Let $$S$$ be the set of all triangles in the $$xy$$-plane, each having one vertex at the origin and the other two vertices lie on coordinate axes with integral coordinates. If each triangle in $$S$$ has area 50 sq. units, then the number of elements in the set $$S$$ is:

Let the point on the x-axis be $$P(a,0)$$ and the point on the y-axis be $$Q(0,b)$$, where $$a$$ and $$b$$ are non-zero integers (they may be positive or negative).
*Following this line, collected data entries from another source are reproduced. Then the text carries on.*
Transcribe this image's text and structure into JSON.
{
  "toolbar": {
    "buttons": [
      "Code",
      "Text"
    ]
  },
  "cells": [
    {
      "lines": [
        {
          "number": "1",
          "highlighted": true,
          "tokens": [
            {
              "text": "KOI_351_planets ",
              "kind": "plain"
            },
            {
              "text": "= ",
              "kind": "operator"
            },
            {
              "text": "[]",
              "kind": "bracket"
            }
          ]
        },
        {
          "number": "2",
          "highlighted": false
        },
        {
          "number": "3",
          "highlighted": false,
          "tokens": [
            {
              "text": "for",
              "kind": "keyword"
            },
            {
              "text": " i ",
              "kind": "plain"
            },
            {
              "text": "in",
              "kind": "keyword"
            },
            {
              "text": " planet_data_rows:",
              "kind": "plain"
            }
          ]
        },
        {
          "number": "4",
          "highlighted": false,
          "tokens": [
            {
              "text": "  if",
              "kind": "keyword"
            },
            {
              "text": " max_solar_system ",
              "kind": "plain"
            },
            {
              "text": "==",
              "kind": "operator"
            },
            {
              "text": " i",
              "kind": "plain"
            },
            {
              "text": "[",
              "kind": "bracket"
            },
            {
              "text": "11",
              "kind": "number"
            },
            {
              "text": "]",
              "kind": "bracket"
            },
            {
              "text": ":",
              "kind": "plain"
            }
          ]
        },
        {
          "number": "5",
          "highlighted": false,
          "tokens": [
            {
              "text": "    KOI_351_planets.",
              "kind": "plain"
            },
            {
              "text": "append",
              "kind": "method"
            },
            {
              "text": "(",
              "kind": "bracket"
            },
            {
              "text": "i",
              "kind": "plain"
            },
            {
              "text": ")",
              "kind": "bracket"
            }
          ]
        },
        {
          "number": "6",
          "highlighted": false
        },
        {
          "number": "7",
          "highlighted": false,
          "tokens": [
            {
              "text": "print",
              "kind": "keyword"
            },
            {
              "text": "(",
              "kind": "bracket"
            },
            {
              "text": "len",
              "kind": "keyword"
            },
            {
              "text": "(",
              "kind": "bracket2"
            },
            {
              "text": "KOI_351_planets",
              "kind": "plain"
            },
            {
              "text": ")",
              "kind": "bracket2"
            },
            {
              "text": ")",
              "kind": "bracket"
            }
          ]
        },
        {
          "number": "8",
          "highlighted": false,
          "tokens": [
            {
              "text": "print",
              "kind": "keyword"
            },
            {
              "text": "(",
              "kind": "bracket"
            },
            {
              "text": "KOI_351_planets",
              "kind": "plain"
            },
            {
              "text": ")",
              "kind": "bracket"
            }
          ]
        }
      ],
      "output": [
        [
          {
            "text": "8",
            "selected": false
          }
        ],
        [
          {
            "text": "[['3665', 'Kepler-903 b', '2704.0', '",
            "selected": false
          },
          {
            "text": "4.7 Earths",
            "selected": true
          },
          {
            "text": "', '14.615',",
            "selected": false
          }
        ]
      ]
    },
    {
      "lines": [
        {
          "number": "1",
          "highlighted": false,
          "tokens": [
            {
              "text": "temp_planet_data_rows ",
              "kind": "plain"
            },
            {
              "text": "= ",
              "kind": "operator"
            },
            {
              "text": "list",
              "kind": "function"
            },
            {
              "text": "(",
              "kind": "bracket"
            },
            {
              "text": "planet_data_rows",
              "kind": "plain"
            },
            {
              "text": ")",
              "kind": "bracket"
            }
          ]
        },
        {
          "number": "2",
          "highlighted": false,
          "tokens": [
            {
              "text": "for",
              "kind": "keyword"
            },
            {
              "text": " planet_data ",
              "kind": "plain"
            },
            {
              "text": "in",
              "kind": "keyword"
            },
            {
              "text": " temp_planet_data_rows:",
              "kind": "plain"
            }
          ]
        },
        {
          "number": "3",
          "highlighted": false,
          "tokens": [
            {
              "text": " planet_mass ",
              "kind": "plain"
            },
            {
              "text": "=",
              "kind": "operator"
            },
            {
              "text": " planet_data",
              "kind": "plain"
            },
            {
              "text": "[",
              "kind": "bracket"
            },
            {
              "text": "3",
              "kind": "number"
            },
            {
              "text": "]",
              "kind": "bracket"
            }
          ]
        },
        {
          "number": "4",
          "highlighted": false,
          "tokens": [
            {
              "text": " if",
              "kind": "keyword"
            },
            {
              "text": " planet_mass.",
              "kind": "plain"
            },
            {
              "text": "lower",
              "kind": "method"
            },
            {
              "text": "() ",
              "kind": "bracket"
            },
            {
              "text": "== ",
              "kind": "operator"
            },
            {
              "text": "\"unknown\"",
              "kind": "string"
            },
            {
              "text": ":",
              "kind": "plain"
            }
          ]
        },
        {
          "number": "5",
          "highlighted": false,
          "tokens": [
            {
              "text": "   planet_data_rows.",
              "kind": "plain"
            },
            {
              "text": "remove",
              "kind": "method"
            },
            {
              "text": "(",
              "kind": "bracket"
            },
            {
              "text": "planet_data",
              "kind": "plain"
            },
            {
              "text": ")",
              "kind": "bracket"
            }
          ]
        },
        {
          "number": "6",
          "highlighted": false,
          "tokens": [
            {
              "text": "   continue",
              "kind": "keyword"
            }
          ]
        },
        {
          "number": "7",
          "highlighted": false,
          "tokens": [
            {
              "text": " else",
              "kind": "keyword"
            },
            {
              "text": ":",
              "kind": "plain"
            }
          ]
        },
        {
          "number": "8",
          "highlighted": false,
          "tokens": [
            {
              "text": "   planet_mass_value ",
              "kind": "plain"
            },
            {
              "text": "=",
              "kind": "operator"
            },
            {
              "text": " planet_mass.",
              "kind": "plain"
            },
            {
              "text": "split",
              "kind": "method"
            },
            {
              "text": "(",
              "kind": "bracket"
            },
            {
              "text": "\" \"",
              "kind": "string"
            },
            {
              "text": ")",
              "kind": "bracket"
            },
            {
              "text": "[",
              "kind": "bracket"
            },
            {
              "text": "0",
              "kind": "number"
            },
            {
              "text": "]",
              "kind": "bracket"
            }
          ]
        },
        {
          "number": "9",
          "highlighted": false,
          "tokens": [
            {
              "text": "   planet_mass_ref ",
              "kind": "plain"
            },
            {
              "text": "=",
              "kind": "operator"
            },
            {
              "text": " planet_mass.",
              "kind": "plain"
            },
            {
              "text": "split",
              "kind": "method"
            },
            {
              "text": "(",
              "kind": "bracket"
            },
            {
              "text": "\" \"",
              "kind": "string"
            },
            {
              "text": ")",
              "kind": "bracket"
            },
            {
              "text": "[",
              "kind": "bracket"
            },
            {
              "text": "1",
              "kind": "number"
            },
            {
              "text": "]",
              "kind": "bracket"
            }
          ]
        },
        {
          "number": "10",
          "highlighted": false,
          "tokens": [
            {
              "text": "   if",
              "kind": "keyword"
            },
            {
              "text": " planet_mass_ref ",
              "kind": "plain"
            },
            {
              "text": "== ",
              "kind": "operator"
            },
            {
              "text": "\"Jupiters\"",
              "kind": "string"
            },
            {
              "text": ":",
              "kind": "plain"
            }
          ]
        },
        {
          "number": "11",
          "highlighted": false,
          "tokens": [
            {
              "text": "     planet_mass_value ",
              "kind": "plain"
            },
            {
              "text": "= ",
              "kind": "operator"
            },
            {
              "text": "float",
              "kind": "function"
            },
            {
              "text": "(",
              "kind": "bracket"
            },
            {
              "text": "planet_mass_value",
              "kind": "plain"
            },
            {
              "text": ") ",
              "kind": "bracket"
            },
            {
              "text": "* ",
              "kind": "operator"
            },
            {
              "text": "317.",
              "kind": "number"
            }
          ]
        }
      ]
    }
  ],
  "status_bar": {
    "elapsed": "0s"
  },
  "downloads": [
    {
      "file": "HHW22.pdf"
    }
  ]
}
Because $$OP$$ lies on the x-axis and $$OQ$$ lies on the y-axis, the angle at the origin is a right angle. For a right-angled triangle whose perpendicular sides have lengths $$|a|$$ and $$|b|$$, we first state the familiar area formula:

$$\text{Area}=\dfrac12 \times (\text{base}) \times (\text{height}).$$

Using $$|a|$$ as the base and $$|b|$$ as the height, we have

$$\text{Area}=\dfrac12\,|a|\,|b|.$$

The question tells us this area equals $$50$$, so

$$\dfrac12\,|a|\,|b| = 50 \quad\Longrightarrow\quad |a|\,|b| = 100.$$

Now we must find all ordered pairs of positive integers $$(|a|,|b|)$$ whose product is $$100$$. We factorise $$100$$:

$$100 = 2^2 \cdot 5^2.$$

For a number $$n=p_1^{\alpha_1}\,p_2^{\alpha_2}\dots$$, the total number of positive divisors is $$(\alpha_1+1)(\alpha_2+1)\dots$$. Therefore $$100$$ has $$(2+1)(2+1)=9$$ positive divisors.

Choosing any positive divisor $$d$$ as $$|a|$$ determines $$|b|$$ uniquely as $$\dfrac{100}{d}$$, so there are exactly $$9$$ ordered pairs $$(|a|,|b|)$$ satisfying $$|a||b|=100$$.

Next we remember that $$a$$ and $$b$$ themselves can be either positive or negative independently. For each absolute-value pair we thus have the four possibilities

$$(|a|,|b|)\;\rightarrow\;(+|a|,+|b|),\;(+|a|,-|b|),\;(-|a|,+|b|),\;(-|a|,-|b|).$$

These four sign choices place the points $$P$$ and $$Q$$ on the positive or negative parts of their respective axes, giving four distinct triangles.

Therefore, the total number of triangles is

$$9 \times 4 = 36.$$

Hence, the correct answer is Option A.